The problem brought by the large amount of data is that the single file is very large, can open this file is quite not easy, notepad do not expect, decisive crash. The client terminal of MSSQL cannot open such a large SQL file, so it directly reports that it is out of memory. It is said that when MSSQL reads data, it puts the data it reads once in memory. If the data is too large and out of memory, the system will crash directly.

Navicat Premium
Here is a recommended software Navicat Premium, it is very powerful, hundreds of megabytes of SQL files easily open, not a point card. And the client software supports MSSQL, MYSQL, Oracle... And so on the various database connection, a lot of other functions on their own slowly studied.

Although Navicat can be used to open CSDN 274MB SQL file, the content is meaningless, and it is not convenient to query, classify, count and so on the account information. The only way to do this is to read the data one by one, then split the different pieces of each record, and then store the pieces in the database in the form of data fields, so that they can be used easily in the future.

Read large files using PHP
There are many ways to read PHP files. According to the different target files, a more appropriate method can be adopted to effectively improve the execution efficiency. Because the CSDN database files are large, we try not to read them all in a short period of time. After all, we have to split and write them every time we read them. Therefore, the more appropriate way is to read the file regionally. By combining fseek and fread of PHP, you can read some data in the file at will. The following is the example code:

 
function readBigFile($filename, $count = 20, $tag = "\r\n") { 
$content = "";// In the end the content  
$current = "";// Current read content is stored  
$step= 1;// How many characters at a time  
$tagLen = strlen($tag); 
$start = 0;// The starting position  
$i = 0;// counter  
$handle = fopen($filename,'r+');// Read-write mode opens the file and the pointer points to the start of the file  
while($i < $count && !feof($handle)) { 
fseek($handle, $start, SEEK_SET);// The pointer is set at the beginning of the file  
$current = fread($handle,$step);// Read the file  
$content .= $current;// Composite string  
$start += $step;// Move forward according to step size  
// Intercepts a string based on the length of the separator to save a few characters at the end  
$substrTag = substr($content, -$tagLen); 
if ($substrTag == $tag) { // Determines whether to determine whether a newline or other delimiter is present  
$i++; 
$content .= "<br />"; 
} 
} 
// Close the file  
fclose($handle); 
// Returns the result  
return $content; 
} 
$filename = "csdn.sql";// Files that need to be read  
$tag = "\n";// Line separators   Note that you must use double quotation marks here  
$count = 100;// Rows read  
$data = readBigFile($filename,$count,$tag); 
echo $data;

As for the value of the variable $tag passed in by the function, according to different systems, the value passed in is also different: "\r\n" for Windows, "\n" for linux/unix, "\r" for Mac OS.
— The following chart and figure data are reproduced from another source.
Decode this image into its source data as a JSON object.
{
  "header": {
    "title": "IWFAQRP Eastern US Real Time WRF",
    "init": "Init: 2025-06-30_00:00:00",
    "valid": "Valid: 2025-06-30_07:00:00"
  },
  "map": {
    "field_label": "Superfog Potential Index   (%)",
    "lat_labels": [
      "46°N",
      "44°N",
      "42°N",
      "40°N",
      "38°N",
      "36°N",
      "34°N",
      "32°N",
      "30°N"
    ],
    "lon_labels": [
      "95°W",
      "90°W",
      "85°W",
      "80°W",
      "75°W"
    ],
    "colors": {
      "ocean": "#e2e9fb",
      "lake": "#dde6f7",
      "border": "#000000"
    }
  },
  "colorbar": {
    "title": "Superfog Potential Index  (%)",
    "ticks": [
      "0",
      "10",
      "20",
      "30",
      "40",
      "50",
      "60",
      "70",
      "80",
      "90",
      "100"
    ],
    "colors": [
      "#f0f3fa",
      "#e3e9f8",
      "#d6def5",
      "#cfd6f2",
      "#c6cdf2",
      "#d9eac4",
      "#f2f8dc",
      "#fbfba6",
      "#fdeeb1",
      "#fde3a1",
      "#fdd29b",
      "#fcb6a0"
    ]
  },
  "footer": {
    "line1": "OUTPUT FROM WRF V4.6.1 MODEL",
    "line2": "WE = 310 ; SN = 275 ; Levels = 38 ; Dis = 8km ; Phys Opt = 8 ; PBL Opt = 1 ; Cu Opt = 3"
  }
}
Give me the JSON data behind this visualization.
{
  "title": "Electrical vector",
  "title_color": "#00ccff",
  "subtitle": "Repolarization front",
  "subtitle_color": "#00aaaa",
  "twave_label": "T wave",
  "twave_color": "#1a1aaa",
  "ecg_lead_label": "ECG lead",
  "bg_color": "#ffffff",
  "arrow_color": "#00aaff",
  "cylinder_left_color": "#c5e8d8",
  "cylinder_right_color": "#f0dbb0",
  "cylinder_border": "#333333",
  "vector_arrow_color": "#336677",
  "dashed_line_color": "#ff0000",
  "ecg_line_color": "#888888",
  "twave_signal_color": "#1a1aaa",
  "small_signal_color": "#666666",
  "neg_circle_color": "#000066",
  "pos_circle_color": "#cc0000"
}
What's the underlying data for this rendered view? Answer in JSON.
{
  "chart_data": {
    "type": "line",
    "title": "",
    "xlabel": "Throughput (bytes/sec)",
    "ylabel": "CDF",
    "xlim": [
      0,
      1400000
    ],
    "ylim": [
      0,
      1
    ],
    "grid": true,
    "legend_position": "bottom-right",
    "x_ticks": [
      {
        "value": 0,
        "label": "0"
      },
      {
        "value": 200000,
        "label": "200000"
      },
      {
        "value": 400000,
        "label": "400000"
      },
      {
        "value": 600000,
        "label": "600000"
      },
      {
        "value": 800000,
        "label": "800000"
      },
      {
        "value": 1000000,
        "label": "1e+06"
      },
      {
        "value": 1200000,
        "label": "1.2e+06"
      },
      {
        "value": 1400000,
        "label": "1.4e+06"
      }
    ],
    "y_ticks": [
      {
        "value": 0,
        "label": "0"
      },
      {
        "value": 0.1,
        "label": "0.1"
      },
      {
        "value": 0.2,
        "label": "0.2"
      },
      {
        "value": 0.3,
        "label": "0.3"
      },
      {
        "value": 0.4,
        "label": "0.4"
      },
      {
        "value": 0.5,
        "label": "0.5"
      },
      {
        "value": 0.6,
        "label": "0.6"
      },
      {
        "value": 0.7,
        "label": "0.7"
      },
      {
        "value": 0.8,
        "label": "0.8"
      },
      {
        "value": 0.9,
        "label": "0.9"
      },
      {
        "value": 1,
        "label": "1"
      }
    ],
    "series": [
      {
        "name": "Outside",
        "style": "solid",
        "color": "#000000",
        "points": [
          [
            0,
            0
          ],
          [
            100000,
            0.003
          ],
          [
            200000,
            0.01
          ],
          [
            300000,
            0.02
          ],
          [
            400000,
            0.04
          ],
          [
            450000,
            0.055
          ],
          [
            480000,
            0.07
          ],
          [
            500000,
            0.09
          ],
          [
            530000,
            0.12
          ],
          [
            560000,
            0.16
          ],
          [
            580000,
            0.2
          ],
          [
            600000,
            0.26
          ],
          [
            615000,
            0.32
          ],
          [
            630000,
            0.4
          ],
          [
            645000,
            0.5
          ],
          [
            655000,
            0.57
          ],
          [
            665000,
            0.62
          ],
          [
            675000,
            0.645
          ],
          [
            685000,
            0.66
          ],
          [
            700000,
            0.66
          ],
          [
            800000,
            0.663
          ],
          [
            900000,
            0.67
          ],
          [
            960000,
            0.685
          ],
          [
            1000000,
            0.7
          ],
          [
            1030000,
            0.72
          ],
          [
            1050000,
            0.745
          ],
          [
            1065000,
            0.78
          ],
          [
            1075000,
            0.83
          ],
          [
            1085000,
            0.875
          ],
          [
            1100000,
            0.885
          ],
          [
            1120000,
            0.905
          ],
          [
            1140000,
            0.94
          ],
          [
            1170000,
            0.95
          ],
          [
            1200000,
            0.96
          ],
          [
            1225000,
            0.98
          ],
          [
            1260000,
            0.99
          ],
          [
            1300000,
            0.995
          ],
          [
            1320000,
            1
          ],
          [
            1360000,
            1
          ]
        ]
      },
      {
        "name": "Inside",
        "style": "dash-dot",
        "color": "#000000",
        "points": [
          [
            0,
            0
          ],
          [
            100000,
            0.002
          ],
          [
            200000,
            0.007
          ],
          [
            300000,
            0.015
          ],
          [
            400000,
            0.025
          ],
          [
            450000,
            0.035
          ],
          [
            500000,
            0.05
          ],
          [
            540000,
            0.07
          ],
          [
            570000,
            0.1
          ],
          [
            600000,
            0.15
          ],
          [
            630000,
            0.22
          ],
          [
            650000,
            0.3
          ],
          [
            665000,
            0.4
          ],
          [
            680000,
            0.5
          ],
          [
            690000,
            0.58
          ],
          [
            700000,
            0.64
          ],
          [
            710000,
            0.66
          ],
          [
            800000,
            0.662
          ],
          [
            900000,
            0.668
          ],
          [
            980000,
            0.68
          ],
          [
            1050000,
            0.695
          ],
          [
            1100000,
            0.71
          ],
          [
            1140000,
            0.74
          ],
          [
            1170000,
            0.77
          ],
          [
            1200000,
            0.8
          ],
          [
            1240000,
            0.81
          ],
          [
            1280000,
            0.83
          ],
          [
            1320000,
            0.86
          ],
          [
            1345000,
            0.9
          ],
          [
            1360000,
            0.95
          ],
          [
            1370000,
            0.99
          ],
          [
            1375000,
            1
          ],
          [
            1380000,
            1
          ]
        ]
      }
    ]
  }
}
The general flow of the program execution: first define some basic variables to read the file, then open the file, position the pointer to the specified location of the file, and read the specified size. The contents are stored in a variable every read until the required number of lines or files are reached.

Never assume that all 1's in your program will run as planned.

According to the code above, although you can get the data of the specified location and size in the file, the whole process is only executed once, and not all of the data can be obtained. To get all the data, you can add a loop around the loop to determine if the file is finished, but this is a waste of system resources, and even causes the PHP execution to timeout because the file is too big to read. Another method is to record and store the location of the pointer since the last read, and then, when the loop is executed again, position the pointer at the location where it ended last time, so that there is no need to read the file from beginning to end in one loop.

Actually, I haven't imported the database CSDN until now, because there was an analysis on CNBETA a few days after the leak. Oh, it was too fast. When you see someone else doing it, you automatically have less motivation to do it, but you still have to take the time to do it in order to learn.